Paul didn’t just believe that about himself. From his perspective no Christian is an
accident. With no intention of getting
into that wonderful mystery of God that is divine election, or to take this
sermon for a walk through that theological minefield called predestination, let
me share with you these words from Romans 8: “For those whom [God] foreknew he also predestined to be conformed to
the image of his Son… And those whom he predestined he also called; and those
whom he called he also justified; and those whom he justified he also
glorified.”
We are not the accidental result of two random cells
uniting. Nor are we just some unintended
consequence of two people’s passion.
Some children are conceived in love.
Some are not. Some of us were planned. Some of us were not. Some of us are wanted. Many children are not. But in the eyes of God none of us is ever an
accident. Not you. Not me.
We were conceived according to the oft times inexplicable purposes of
God. “For
it was you who formed my inward parts; you knit me together in my mother's
womb.”
But what about that child whose conception is the result of rape? Or that child who will be born with extreme
mental or physical disabilities? What if
we must choose between saving the baby and saving the mother? Those are questions without easy answers,
serious questions that demand serious and prayerful answers.
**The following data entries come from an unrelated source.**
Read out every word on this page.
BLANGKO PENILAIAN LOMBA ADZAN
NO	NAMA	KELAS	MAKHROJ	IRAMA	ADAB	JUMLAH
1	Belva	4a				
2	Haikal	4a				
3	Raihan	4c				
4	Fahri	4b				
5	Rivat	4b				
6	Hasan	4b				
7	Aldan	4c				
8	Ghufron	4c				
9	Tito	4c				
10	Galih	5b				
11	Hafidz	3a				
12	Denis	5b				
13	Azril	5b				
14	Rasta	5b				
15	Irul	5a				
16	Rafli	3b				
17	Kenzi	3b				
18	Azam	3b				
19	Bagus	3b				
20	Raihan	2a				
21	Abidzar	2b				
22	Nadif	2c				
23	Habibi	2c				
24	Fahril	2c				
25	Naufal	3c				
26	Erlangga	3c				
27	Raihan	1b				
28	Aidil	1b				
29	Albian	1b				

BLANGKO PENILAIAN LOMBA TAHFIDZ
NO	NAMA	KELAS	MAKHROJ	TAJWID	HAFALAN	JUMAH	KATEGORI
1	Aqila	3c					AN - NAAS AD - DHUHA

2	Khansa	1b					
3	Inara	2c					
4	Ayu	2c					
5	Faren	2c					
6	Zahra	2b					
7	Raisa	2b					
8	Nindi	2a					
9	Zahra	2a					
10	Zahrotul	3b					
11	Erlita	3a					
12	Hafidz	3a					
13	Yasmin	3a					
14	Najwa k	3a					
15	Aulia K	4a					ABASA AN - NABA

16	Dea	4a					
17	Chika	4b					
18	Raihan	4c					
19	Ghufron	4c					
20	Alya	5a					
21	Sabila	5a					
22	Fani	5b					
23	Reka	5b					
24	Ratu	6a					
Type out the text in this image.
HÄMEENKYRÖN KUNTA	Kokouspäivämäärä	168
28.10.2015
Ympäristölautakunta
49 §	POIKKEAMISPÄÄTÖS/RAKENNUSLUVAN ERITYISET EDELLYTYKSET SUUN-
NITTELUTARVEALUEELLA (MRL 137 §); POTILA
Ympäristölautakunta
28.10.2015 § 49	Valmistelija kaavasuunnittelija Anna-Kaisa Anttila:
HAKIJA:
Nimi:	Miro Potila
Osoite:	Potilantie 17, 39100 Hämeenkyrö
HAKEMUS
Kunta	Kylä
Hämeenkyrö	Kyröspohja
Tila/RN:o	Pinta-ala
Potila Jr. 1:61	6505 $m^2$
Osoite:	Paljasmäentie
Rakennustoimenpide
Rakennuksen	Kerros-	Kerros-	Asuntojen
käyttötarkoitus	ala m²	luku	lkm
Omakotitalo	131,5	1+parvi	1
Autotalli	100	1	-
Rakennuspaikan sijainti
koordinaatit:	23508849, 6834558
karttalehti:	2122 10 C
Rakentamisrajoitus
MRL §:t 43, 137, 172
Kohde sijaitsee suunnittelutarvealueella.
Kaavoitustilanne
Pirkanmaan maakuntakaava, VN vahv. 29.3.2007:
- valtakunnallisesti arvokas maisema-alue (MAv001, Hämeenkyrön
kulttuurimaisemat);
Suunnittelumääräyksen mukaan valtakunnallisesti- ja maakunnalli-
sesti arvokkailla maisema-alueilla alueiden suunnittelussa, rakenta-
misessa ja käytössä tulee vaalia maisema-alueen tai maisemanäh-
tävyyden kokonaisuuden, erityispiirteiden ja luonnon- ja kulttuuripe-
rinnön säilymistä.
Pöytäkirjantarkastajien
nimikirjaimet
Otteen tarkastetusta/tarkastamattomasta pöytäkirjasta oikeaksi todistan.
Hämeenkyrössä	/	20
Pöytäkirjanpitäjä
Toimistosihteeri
Many things I do not know. These
things I do. Abortion is never, ever to
be used as a means of birth control.
Babies are not to be aborted simply as a matter of convenience or as an
easy way to deal with the results of our foolishness. No life, born or unborn, is ever to be taken
cavalierly. Not on a battlefield. Not in an executioner’s chamber. Not on an operating table. Not when there is any other option.
For it was God who formed our inward parts, who knit us together in our
mother’s womb. We must never go lightly
about the task of destroying what only God can make. Amen.